Groot- en kleinschaligheid in de energietransitie
Het is opvallend hoe vaak grootschalige oplossingen worden gesuggereerd voor het probleem van het sterk fluctuerende aanbod van duurzame bronnen. Superhoogspanningsleidingen voor elektriciteit uit de Sahara naar West-Europa. Of Noord-Zuid door Duitsland. Grootschalige Power-to-Gas installaties. Alsof in de nacht ineens groot vermogen moet worden opengedraaid om vanuit verre plekken stroom naar behoeftige consumenten te vervoeren. Het past in een traditioneel model van centrale aansturing van de elektriciteitsmarkt. Grotere centrales en sterkere hoogspanningsnetten waren altijd de middelen om meer elektriciteit, goedkoper en betrouwbaarder, bij de klanten te krijgen. De elektriciteitswereld denkt in het groot. Maar de komst van kleinschalige en fluctuerende energiebronnen zet de schaalproblemen op scherp.

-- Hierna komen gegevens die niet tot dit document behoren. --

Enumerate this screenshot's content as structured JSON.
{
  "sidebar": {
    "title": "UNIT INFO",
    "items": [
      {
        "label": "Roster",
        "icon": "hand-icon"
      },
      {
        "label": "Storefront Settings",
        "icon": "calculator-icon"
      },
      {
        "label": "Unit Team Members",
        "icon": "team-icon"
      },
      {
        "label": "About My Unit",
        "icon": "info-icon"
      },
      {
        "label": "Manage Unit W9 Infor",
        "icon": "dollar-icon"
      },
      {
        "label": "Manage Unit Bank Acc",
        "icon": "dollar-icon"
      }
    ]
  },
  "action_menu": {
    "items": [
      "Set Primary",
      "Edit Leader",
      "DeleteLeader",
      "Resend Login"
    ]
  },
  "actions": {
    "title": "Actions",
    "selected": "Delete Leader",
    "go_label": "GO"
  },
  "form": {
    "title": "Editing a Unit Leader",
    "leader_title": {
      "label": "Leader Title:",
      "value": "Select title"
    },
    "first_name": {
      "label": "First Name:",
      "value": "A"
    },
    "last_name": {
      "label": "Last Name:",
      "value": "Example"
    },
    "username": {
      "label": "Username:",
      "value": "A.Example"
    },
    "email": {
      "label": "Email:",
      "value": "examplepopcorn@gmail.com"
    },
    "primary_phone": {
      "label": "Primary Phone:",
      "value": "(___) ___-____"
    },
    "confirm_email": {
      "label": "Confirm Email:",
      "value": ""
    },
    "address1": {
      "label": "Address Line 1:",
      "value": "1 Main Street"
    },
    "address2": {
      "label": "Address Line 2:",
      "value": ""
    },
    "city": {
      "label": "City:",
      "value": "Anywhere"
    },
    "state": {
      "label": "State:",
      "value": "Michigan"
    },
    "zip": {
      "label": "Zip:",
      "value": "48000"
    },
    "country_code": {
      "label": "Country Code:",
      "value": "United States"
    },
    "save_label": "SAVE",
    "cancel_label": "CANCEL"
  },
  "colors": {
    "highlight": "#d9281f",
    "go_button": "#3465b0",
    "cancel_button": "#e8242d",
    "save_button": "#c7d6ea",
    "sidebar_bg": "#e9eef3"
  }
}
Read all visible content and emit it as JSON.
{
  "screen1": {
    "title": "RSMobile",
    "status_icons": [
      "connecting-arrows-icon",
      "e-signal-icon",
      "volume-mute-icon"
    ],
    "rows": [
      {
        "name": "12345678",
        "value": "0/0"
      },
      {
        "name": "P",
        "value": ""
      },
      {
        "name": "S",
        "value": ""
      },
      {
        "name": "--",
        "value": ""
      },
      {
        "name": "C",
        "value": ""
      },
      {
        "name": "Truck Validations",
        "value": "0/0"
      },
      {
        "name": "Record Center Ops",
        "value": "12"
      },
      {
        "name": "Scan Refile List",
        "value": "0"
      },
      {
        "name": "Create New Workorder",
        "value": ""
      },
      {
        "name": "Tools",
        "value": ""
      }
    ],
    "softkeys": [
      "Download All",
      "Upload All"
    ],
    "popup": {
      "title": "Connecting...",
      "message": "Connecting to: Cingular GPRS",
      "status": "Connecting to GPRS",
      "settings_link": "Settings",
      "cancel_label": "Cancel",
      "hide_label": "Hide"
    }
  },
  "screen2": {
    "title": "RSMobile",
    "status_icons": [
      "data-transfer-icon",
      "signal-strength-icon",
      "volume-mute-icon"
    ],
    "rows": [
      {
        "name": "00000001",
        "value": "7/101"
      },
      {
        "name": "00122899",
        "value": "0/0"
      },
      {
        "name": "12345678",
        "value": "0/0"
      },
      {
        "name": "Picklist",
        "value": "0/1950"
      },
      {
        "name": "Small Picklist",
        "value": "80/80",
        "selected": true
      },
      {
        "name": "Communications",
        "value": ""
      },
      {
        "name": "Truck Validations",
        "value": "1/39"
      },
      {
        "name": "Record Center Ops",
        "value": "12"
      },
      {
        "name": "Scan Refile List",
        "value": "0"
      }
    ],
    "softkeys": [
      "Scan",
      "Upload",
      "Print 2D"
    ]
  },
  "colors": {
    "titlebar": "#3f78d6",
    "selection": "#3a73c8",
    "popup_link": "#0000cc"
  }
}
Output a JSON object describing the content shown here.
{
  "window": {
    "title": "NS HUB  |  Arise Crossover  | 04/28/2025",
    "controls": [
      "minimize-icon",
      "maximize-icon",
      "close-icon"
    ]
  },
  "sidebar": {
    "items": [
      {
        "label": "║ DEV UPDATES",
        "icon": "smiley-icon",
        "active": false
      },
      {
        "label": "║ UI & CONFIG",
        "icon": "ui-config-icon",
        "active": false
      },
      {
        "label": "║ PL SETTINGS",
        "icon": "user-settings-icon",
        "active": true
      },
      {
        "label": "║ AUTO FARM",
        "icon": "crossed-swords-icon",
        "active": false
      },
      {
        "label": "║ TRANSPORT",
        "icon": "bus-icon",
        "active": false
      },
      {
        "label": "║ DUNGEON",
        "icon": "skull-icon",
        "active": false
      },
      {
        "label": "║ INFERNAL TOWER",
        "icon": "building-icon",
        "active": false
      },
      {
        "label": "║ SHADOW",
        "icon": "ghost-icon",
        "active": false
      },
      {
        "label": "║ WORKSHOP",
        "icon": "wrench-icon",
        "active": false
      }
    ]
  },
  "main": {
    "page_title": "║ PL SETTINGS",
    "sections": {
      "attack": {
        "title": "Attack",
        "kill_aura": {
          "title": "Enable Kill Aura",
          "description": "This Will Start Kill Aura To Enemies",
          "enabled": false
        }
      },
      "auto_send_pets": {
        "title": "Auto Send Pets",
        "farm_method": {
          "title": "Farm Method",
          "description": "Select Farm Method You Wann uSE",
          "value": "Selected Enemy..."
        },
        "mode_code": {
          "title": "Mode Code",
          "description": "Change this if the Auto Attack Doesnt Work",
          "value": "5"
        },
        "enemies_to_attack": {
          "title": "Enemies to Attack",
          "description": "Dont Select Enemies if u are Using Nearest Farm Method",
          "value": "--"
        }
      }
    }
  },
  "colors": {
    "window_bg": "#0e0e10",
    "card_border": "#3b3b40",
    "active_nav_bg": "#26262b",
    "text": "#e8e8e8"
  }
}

Aan het andere eind van het spectrum vinden we apparaatjes die op het niveau van het huishouden de stroomvraag regelen. Het nut daarvan voor de gebruiker is dat deze bij voorkeur stroom gebruikt als de elektriciteit goedkoop is; het nut voor het systeem is dat het elektriciteitsnet zo min mogelijk wordt belast. ‘Technisch is het al geen bijzonderheid meer: wasmachines, zonnepanelen, vriezers of oplaadbare auto’s met slimme logica die zelf een gunstig tijdstip bepalen om hun programma te draaien,’ lezen we op de site van TNO. ‘Daarmee vormen ze een belangrijke schakel in de toekomst van smart grids: intelligente, dynamische energienetwerken die beter inspelen op de vraag naar en het aanbod van duurzame, lokale, energie.’ Er zijn nog wel problemen op het terrein van de software: elke fabrikant kiest een eigen platform voor aansturing van de apparaten. De volgende stap is dan ook een virtueel systeem, in het Engels EF-Pi, die als communicatielaag over de fabriekssystemen heen wordt gelegd. Belanghebbenden kunnen zo’n Flexiblepower Alliance Network (FAN) rechtstreeks downloaden van www.flexiblepower.eu. Zoals TNO zegt: met FAN zijn de energieambities van morgen al vandaag toepasbaar. Ja, het kan. Maar lost FAN de schaalproblemen al op in de praktijk?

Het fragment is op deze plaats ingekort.